In February 2013, Barclays CEO Antony Jenkins announced a new group strategy with the central aims of simplifying the bank’s operations and boosting profitability. The plan, termed by Jenkins as a ‘bold simplification of Barclays’, involves the establishment of a ‘non-core’ operation consisting of assets and businesses that Barclays plans to run down or exit, a noticeable reduction in headcount, a scaling back of investment banking operations, increased automation of banking processes, and changes to the bank’s UK branch network.

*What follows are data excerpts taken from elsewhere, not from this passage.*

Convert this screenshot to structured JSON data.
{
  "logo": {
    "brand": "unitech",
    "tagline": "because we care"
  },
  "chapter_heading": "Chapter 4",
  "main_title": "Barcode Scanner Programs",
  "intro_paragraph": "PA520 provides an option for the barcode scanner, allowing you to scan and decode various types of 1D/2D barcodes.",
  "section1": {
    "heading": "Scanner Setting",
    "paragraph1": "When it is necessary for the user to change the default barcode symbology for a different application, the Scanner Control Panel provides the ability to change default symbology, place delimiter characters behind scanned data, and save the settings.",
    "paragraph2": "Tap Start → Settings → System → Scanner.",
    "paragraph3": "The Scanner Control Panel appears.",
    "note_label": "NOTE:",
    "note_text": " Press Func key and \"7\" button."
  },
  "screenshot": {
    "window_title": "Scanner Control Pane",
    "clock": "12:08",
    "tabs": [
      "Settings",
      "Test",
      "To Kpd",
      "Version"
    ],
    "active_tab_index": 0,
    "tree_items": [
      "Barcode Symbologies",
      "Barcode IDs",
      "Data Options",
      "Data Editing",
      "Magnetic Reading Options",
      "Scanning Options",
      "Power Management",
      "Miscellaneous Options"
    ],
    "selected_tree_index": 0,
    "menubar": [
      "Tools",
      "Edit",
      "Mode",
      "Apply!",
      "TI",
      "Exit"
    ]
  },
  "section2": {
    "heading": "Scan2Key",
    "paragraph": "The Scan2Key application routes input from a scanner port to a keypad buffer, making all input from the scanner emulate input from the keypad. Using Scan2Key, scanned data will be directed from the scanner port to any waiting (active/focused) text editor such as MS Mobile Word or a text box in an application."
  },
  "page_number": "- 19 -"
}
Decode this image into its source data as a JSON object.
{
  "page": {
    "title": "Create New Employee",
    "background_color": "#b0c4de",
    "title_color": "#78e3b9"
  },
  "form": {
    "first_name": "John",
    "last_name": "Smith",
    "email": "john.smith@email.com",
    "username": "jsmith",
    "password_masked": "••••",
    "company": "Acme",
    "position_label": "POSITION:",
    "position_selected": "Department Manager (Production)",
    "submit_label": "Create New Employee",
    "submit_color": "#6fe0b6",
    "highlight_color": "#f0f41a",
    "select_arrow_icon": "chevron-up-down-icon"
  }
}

As explored in the MarketLine case study ‘Barclays PLC: Reshaping a global bank‘, the decision to embark on an ambitious reshaping of the business is primarily a financial one, with CEO Antony Jenkins stating that the overriding performance objective is to deliver return on equity above the cost of equity on a sustainable basis. With some divisions and businesses performing well and others poorly, the bank’s management has been forced to reassess its positions. Jenkins also believes that the bank has swollen to too great a size and that it is too complicated, with interests in areas in which it does not have the necessary scale and/or expertise and the move to a simpler structure is an attempt to combat that issue.
However, while Barclays’ decisions to cut costs, establish a non-core business, and desire to streamline by exiting non-profitable operations are undoubtedly borne out of financial necessity, they are far from groundbreaking. Rival banks, such as RBS and Lloyds Banking Group (Lloyds) have taken similar steps as they also look to streamline, and some of the decisions are being driven by changing trends within the banking industry, particularly where increased automation is concerned. For example, the rise of digital banking has forced all major UK banks to invest significantly in secure, user-friendly online and mobile banking platforms and the associated fall in branch traffic has left the door open for possible branch closures.
While Barclays has a clear plan and a justifiable rationale for embarking on Jenkins’ ‘bold simplification’ of the business, its management and investors must be patient and give the plan time to bear fruit. As can be seen from the similar strategies adopted by Lloyds and RBS, tangible results are a long way in the future, but if patience is exercised, Barclays may just emerge from its reshaping program a simpler, stronger bank.